One or two GPs are making a fortune out of this as Chairmen of Clinical Commissioning Groups. They get their GP pay plus thousands to cover the costs of locums to do their real job whilst they are faffing around Chairing " commissioning " meetings!
 
Bigga said:
Are people seriously begrudging NHS staff that regularly get abused by patients in language, sexual behaviour and attitude, to name some? Patients that defy rules, nearly blowing up the wards with their smoking, patients attempted suicides, patients that die you were talking to the day before, like mother and babies trying to beat the odds and both live, cyclists, motorists, pedestrians, drunkards falling off balconies, gun shot victims, gang related incidents. Staff can get blood on them, faeces, vomit, not to mention exposure to all manner of diseases nor the psychological impact of what they can see on a daily/ weekly basis.

A heck of a lot of staff are genuinely run down, don't look after themselves and are depressed.

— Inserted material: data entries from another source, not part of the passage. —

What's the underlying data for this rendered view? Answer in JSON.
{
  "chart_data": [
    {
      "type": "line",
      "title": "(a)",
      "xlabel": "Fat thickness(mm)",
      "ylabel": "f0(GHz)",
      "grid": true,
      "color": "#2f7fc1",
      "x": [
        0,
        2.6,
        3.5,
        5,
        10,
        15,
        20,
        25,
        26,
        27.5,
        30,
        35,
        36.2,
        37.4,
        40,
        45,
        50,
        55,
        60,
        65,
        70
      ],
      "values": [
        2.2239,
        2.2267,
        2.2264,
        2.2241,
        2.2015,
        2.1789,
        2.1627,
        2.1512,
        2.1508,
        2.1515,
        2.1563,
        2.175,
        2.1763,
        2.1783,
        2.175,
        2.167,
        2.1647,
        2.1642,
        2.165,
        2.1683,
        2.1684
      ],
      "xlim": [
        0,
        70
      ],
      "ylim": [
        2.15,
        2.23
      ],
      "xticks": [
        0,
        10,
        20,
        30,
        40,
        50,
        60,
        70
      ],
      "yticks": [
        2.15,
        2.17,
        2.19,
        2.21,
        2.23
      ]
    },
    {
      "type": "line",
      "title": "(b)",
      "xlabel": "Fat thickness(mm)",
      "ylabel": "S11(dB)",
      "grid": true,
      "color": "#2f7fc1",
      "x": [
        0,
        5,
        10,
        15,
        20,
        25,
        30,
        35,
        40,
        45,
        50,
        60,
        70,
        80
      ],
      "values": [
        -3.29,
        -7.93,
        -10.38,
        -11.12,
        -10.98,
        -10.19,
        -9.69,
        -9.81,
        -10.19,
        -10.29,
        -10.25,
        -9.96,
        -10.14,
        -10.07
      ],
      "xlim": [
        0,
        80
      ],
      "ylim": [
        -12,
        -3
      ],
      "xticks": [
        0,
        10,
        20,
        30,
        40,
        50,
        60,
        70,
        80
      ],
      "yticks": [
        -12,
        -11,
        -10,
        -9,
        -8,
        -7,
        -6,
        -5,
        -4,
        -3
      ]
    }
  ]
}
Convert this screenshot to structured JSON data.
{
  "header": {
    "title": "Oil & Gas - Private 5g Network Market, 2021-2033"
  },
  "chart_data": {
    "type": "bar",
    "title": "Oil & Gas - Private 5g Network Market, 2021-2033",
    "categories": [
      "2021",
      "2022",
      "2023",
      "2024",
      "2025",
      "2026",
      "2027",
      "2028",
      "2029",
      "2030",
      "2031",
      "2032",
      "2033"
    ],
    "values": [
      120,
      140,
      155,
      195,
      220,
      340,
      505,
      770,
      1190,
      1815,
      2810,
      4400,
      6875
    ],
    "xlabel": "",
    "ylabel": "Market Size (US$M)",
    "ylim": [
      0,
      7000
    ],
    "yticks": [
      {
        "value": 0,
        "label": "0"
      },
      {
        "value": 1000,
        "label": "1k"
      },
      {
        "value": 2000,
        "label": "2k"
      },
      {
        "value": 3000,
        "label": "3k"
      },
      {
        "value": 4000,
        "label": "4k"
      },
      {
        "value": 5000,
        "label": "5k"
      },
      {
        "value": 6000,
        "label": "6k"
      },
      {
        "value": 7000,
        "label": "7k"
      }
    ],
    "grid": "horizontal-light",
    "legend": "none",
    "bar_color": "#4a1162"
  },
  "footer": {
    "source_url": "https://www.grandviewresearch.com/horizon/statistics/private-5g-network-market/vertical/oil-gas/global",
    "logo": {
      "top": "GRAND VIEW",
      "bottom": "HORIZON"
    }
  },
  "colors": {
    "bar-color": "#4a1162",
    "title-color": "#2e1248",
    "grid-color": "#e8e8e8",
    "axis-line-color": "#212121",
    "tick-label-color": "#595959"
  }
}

Lots can't share their day with their partners/ spouses cos it's the same sh*t every day, if not worse.

Sure, not all hospitals are so dramatic, but general hospitals are like this daily.

And, you begrudge them, why again...??

My thoughts and feelings exactly mate.

Highly trained and experienced staff are leaving in droves and yet ignorant people like 'urmston' think there's nothing wrong and (highly intelligent and educated....)people should just be grateful for having a job.

So Urmston.......If they are on such a brilliant number,please care to educate us why so many are seeking alternative employment?
 
urmston said:
That Sunday working is paid at a 60% premium rate in the NHS is indicative of the relatively generous terms and conditions that still exist in much of the public sector and which no longer exist in much of the private sector.

Many NHS staff are under the mistaken impression that they are badly done to because things are not quite so rosy for them as they once were, but if they ever had to work for the average private firm they'd get the shock of their lives to see what terms and conditions most taxpayers now have to put up with at work while they earn the money that is taxed to pay for the NHS.

This is shockingly narrow-minded view.
The average tax-paying private sector worker has no clue of the conditions NHS workers have to deal with on a daily basis.
They have my admiration and my full support.